Attention deficit disorder is a developmental disorder. Affected children have great difficulty in directing their attention to appropriate details; they have difficulty sustaining attention in tasks or play activity; they often do not listen when spoken to, and do not follow through on instructions. Such children have difficulty organising tasks and activity, and are very distractible. In addition, they are often fidgety and restless, and even have difficulty in engaging in leisure and pleasure activities appropriately. Such children are often impulsive, and interrupting and intrusive towards others.

Attention deficit disorder may be associated with mental retardation and epilepsy. Its presence in children greatly increases the likelihood of behaviour disorder occurring, as such children are difficult to manage and direct appropriately. It is important to note that there are drug treatments for attention deficit disorder, which are highly effective for many children. Information as to whether a child is being treated for their disorder, and the effectiveness of the treatment, should be sought. The symptoms of attention deficit disorder usually lessen gradually, even without medication, and by their second decade such children usually have better attention and less impulsivity.

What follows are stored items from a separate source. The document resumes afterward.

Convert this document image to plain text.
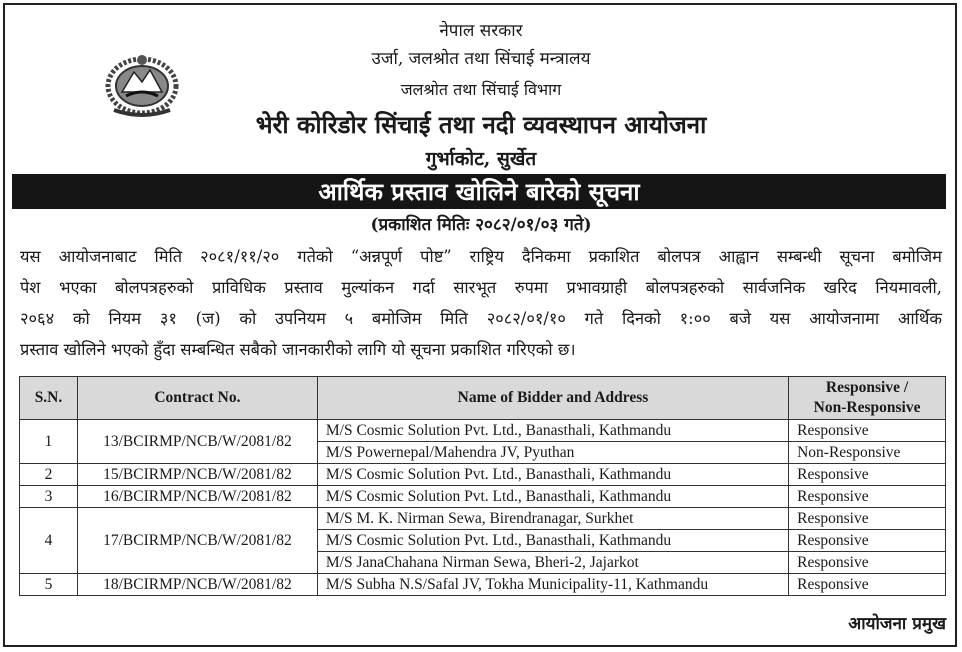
नेपाल सरकार
उर्जा, जलश्रोत तथा सिंचाई मन्त्रालय
जलश्रोत तथा सिंचाई विभाग
भेरी कोरिडोर सिंचाई तथा नदी व्यवस्थापन आयोजना
गुर्भाकोट, सुर्खेत
आर्थिक प्रस्ताव खोलिने बारेको सूचना
(प्रकाशित मितिः २०८२/०१/०३ गते)
यस आयोजनाबाट मिति २०८१/११/२० गतेको “अन्नपूर्ण पोष्ट” राष्ट्रिय दैनिकमा प्रकाशित बोलपत्र आह्वान सम्बन्धी सूचना बमोजिम
पेश भएका बोलपत्रहरुको प्राविधिक प्रस्ताव मुल्यांकन गर्दा सारभूत रुपमा प्रभावग्राही बोलपत्रहरुको सार्वजनिक खरिद नियमावली,
२०६४ को नियम ३१ (ज) को उपनियम ५ बमोजिम मिति २०८२/०१/१० गते दिनको १:०० बजे यस आयोजनामा आर्थिक
प्रस्ताव खोलिने भएको हुँदा सम्बन्धित सबैको जानकारीको लागि यो सूचना प्रकाशित गरिएको छ।
S.N.	Contract No.	Name of Bidder and Address	Responsive /
Non-Responsive
1	13/BCIRMP/NCB/W/2081/82	M/S Cosmic Solution Pvt. Ltd., Banasthali, Kathmandu	Responsive
		M/S Powernepal/Mahendra JV, Pyuthan	Non-Responsive
2	15/BCIRMP/NCB/W/2081/82	M/S Cosmic Solution Pvt. Ltd., Banasthali, Kathmandu	Responsive
3	16/BCIRMP/NCB/W/2081/82	M/S Cosmic Solution Pvt. Ltd., Banasthali, Kathmandu	Responsive
4	17/BCIRMP/NCB/W/2081/82	M/S M. K. Nirman Sewa, Birendranagar, Surkhet	Responsive
		M/S Cosmic Solution Pvt. Ltd., Banasthali, Kathmandu	Responsive
		M/S JanaChahana Nirman Sewa, Bheri-2, Jajarkot	Responsive
5	18/BCIRMP/NCB/W/2081/82	M/S Subha N.S/Safal JV, Tokha Municipality-11, Kathmandu	Responsive
आयोजना प्रमुख
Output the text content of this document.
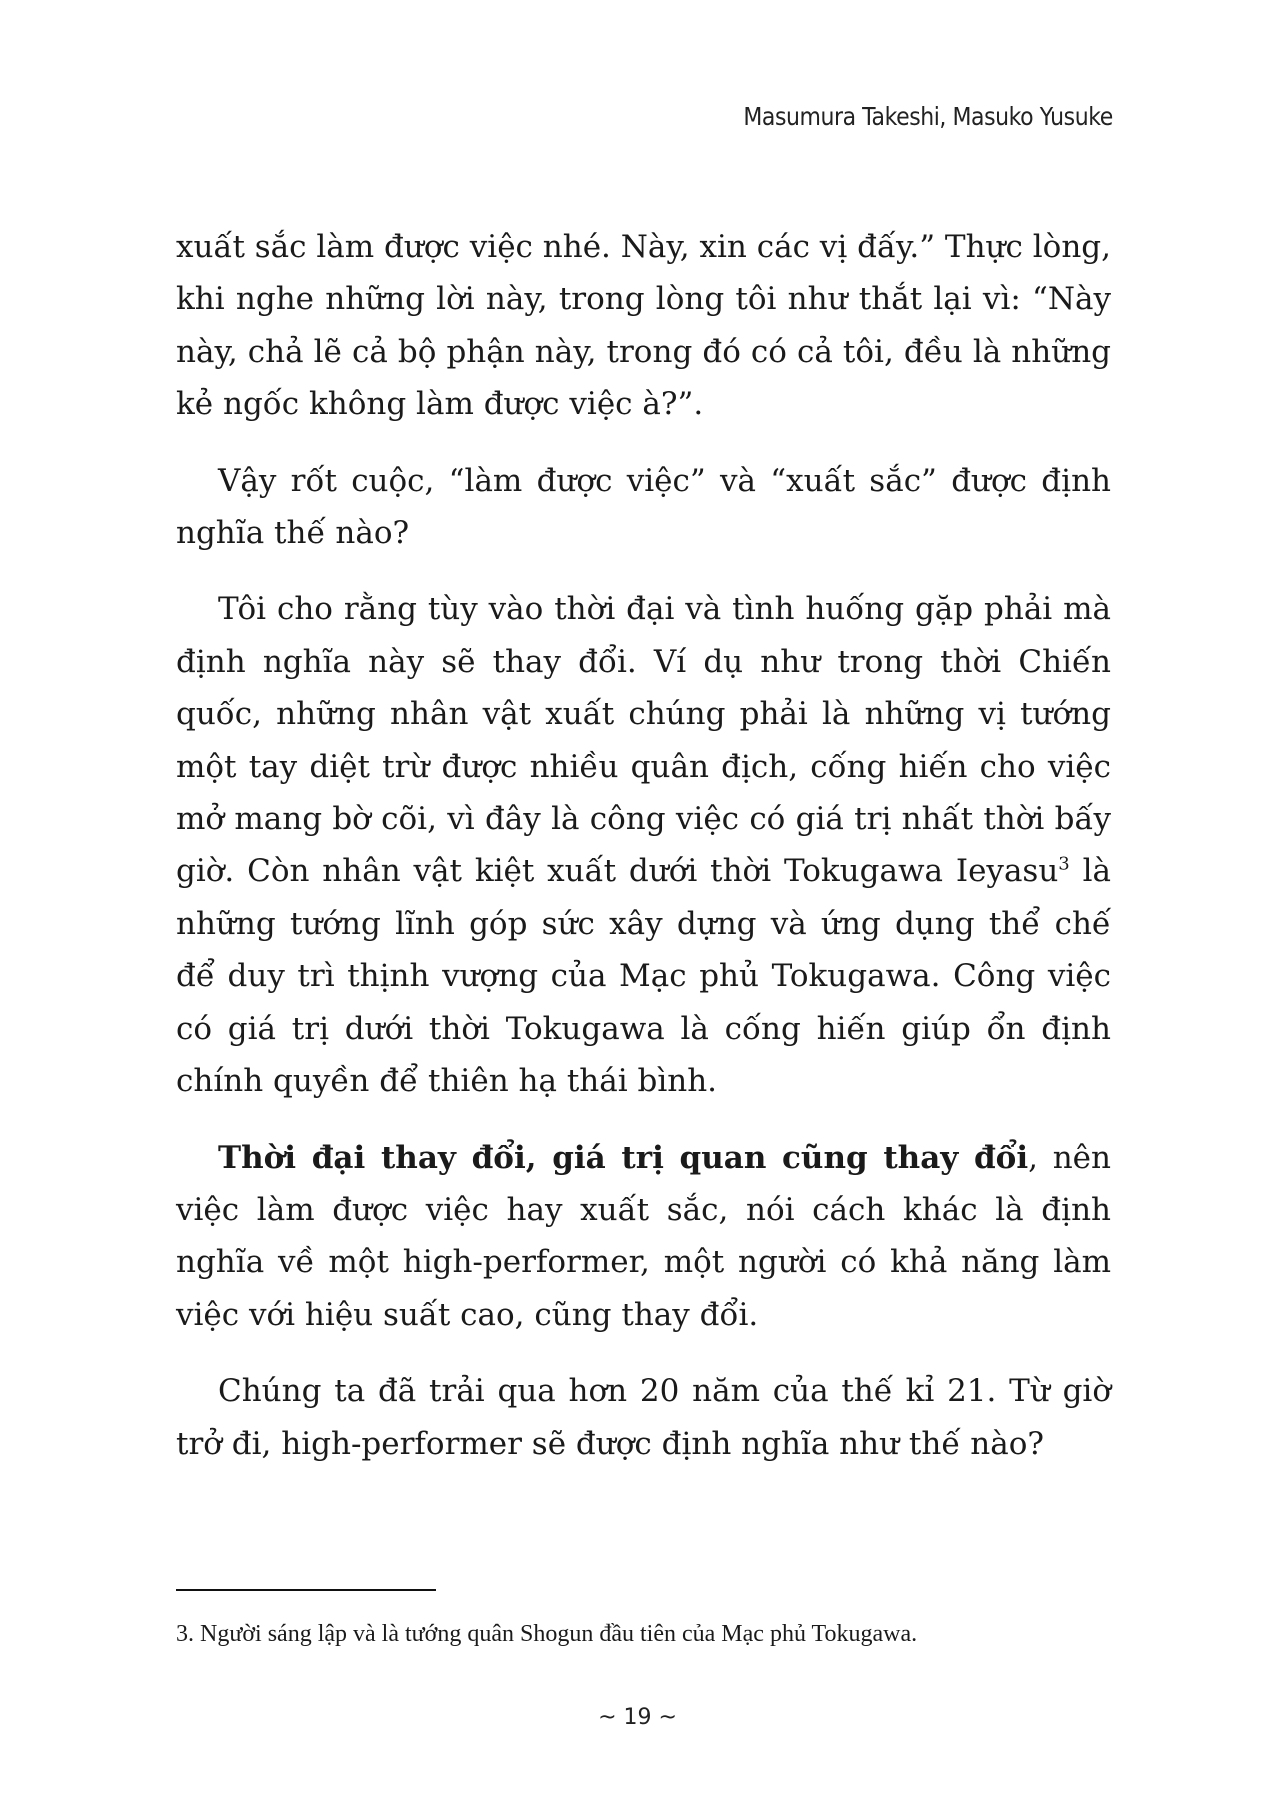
Masumura Takeshi, Masuko Yusuke

xuất sắc làm được việc nhé. Này, xin các vị đấy.” Thực lòng, khi nghe những lời này, trong lòng tôi như thắt lại vì: “Này này, chả lẽ cả bộ phận này, trong đó có cả tôi, đều là những kẻ ngốc không làm được việc à?”.

Vậy rốt cuộc, “làm được việc” và “xuất sắc” được định nghĩa thế nào?

Tôi cho rằng tùy vào thời đại và tình huống gặp phải mà định nghĩa này sẽ thay đổi. Ví dụ như trong thời Chiến quốc, những nhân vật xuất chúng phải là những vị tướng một tay diệt trừ được nhiều quân địch, cống hiến cho việc mở mang bờ cõi, vì đây là công việc có giá trị nhất thời bấy giờ. Còn nhân vật kiệt xuất dưới thời Tokugawa Ieyasu$^3$ là những tướng lĩnh góp sức xây dựng và ứng dụng thể chế để duy trì thịnh vượng của Mạc phủ Tokugawa. Công việc có giá trị dưới thời Tokugawa là cống hiến giúp ổn định chính quyền để thiên hạ thái bình.

Thời đại thay đổi, giá trị quan cũng thay đổi, nên việc làm được việc hay xuất sắc, nói cách khác là định nghĩa về một high-performer, một người có khả năng làm việc với hiệu suất cao, cũng thay đổi.

Chúng ta đã trải qua hơn 20 năm của thế kỉ 21. Từ giờ trở đi, high-performer sẽ được định nghĩa như thế nào?

3. Người sáng lập và là tướng quân Shogun đầu tiên của Mạc phủ Tokugawa.
~ 19 ~
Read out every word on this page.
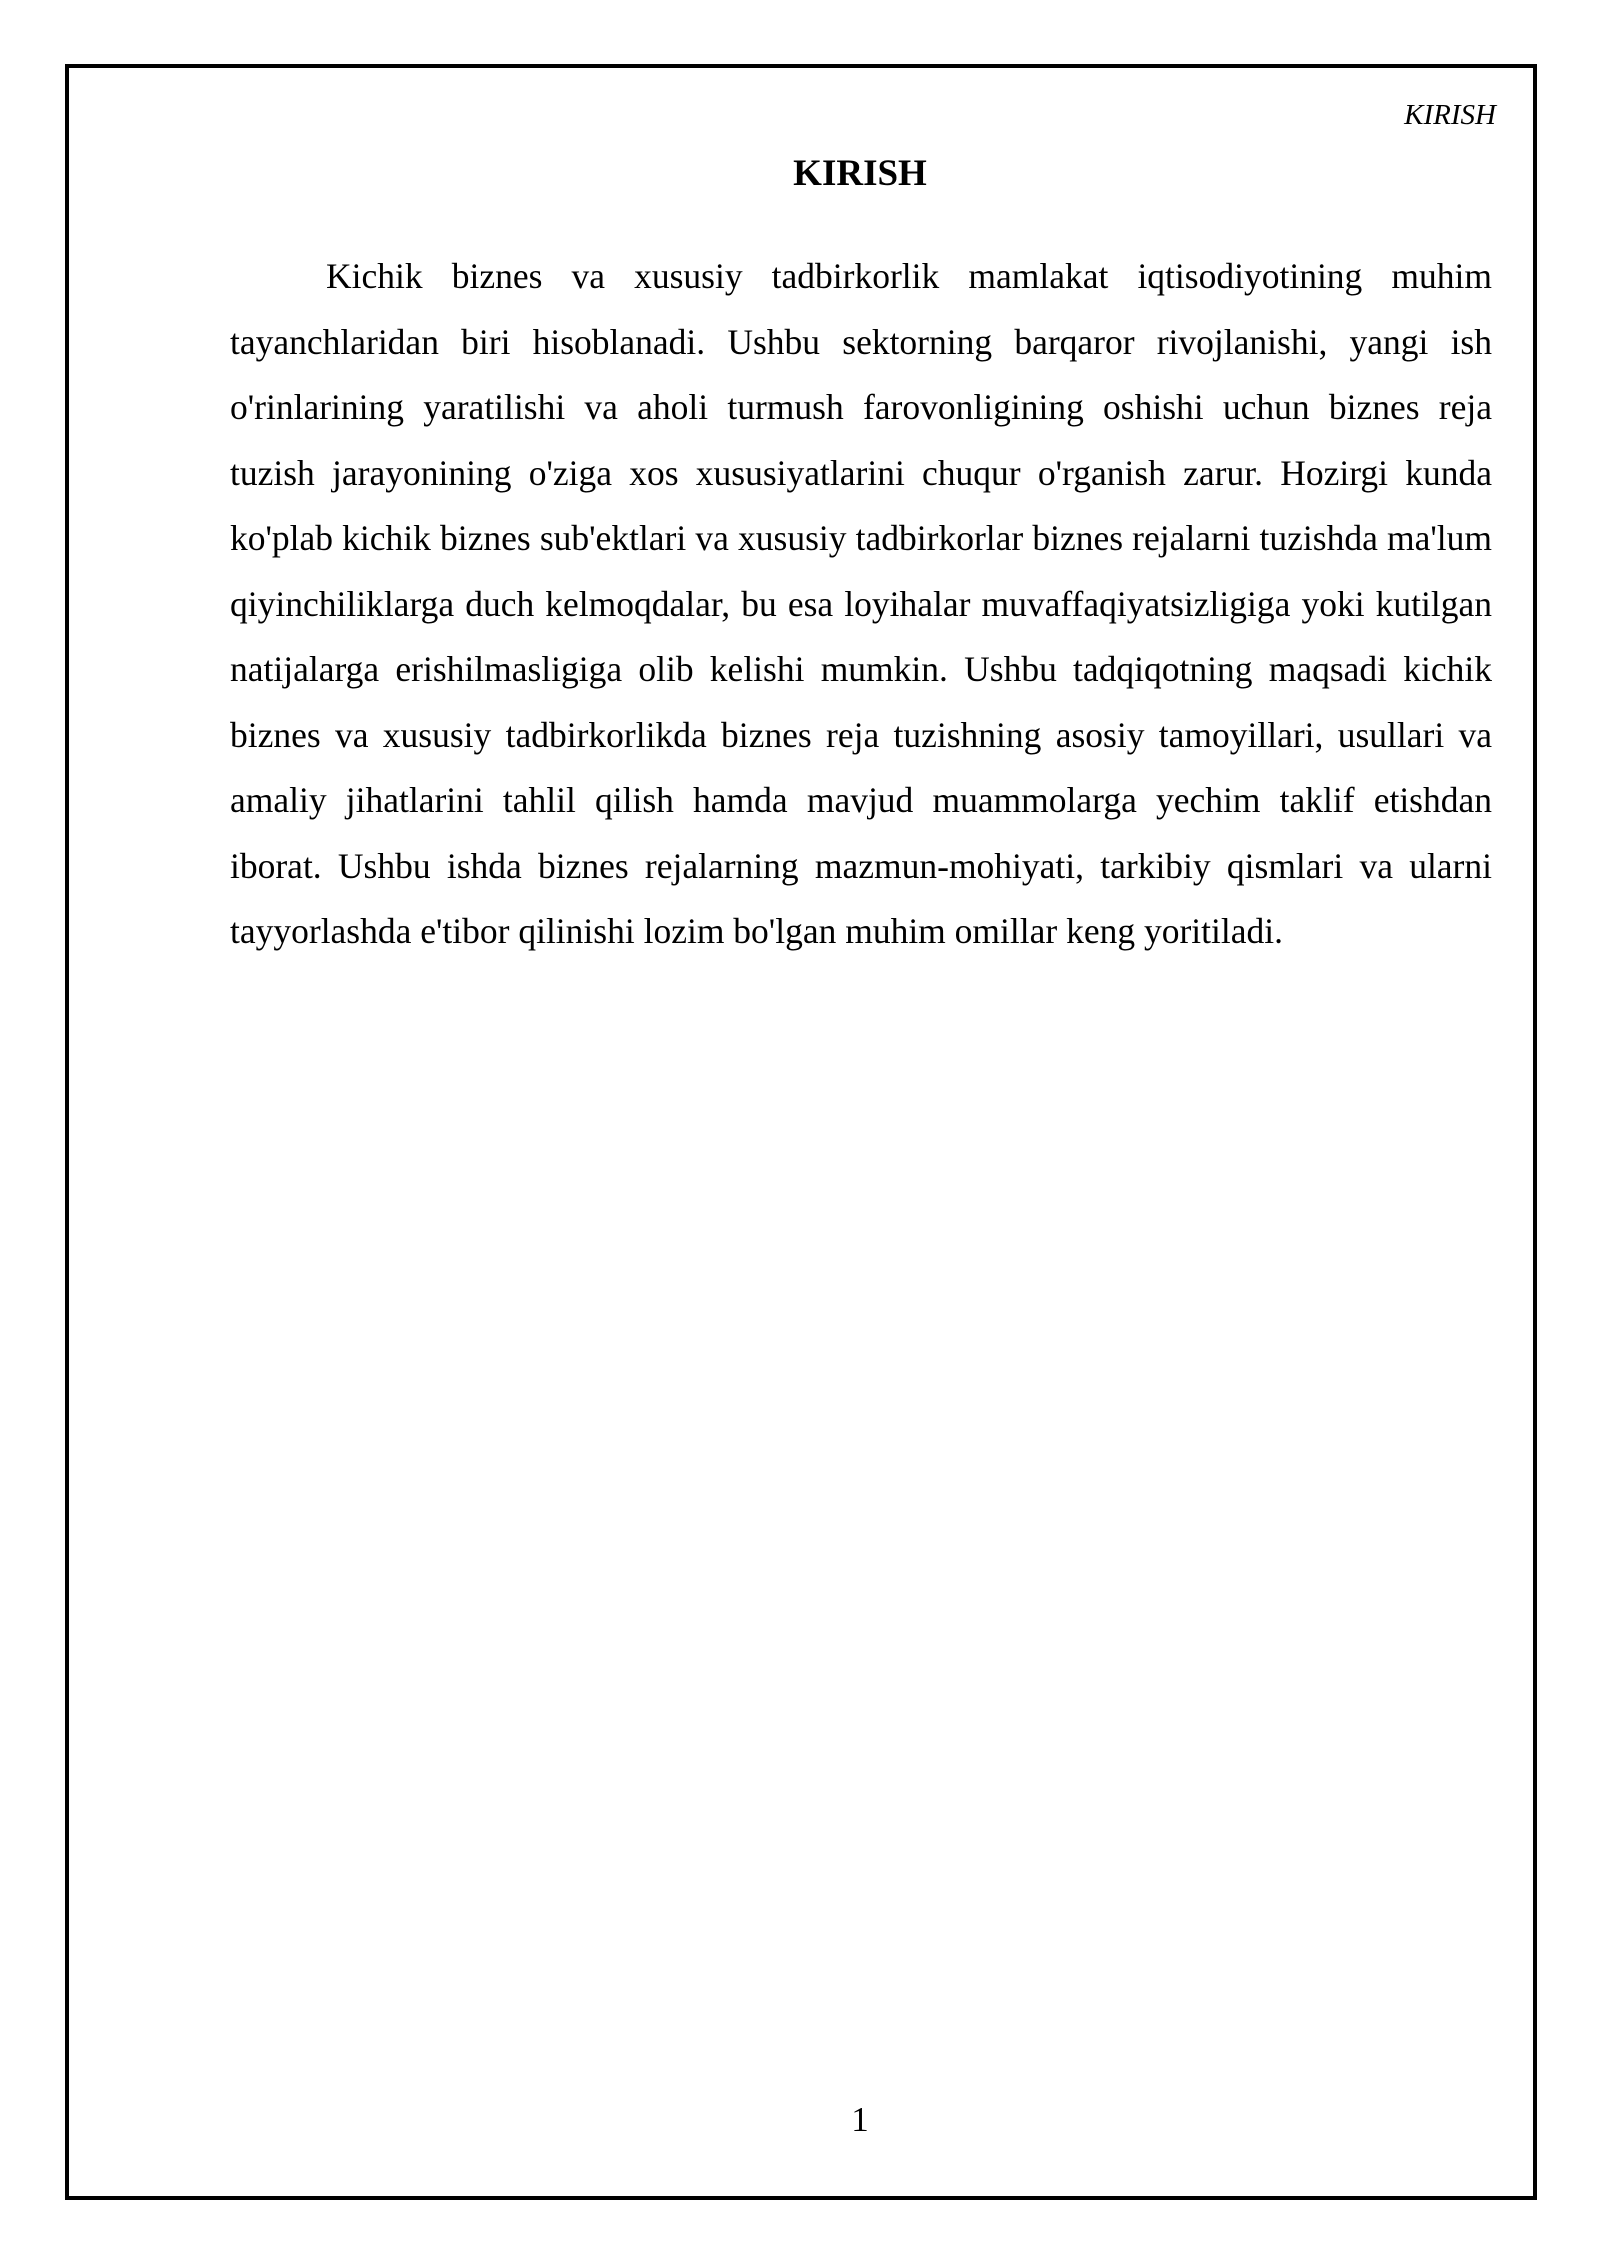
KIRISH
KIRISH

Kichik biznes va xususiy tadbirkorlik mamlakat iqtisodiyotining muhim tayanchlaridan biri hisoblanadi. Ushbu sektorning barqaror rivojlanishi, yangi ish o'rinlarining yaratilishi va aholi turmush farovonligining oshishi uchun biznes reja tuzish jarayonining o'ziga xos xususiyatlarini chuqur o'rganish zarur. Hozirgi kunda ko'plab kichik biznes sub'ektlari va xususiy tadbirkorlar biznes rejalarni tuzishda ma'lum qiyinchiliklarga duch kelmoqdalar, bu esa loyihalar muvaffaqiyatsizligiga yoki kutilgan natijalarga erishilmasligiga olib kelishi mumkin. Ushbu tadqiqotning maqsadi kichik biznes va xususiy tadbirkorlikda biznes reja tuzishning asosiy tamoyillari, usullari va amaliy jihatlarini tahlil qilish hamda mavjud muammolarga yechim taklif etishdan iborat. Ushbu ishda biznes rejalarning mazmun-mohiyati, tarkibiy qismlari va ularni tayyorlashda e'tibor qilinishi lozim bo'lgan muhim omillar keng yoritiladi.

1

The diagnosis of attention deficit disorder should be made by a specialist (paediatrician, child psychiatrist, or psychologist). It is not sufficient to accept the parents' own diagnosis of their child as having attention deficit disorder. Specialists vary widely in their readiness to diagnose this disorder, with some reluctant to diagnose it at all, and others using a very low threshold indeed for diagnosis. It is the overall picture of need in the individual case, rather than the specific diagnosis which is important.


Care Needs

Children with attention deficit disorder may require more supervision than normal children, though if within the normal range of IQ, their extra needs should not be marked. Night needs of children with attention deficit disorder are unlikely to be great; such children often sleep well.

The overactivity, distractibility and impulsivity of these children may put them at risk from traffic when outside the home, and they may require some extra oversight, particularly in their earlier years.

Further Evidence.

One would expect a specialist to be involved with such a child, and a report should be obtained from such a person. In addition, a report from school or nursery should provide useful information about care and mobility needs. Because of the variation of the frequency of diagnosis depending on the particular specialist involved advice from a Medical Services doctor may be helpful in clarifying whether the child is suffering from a severe physical or mental disability.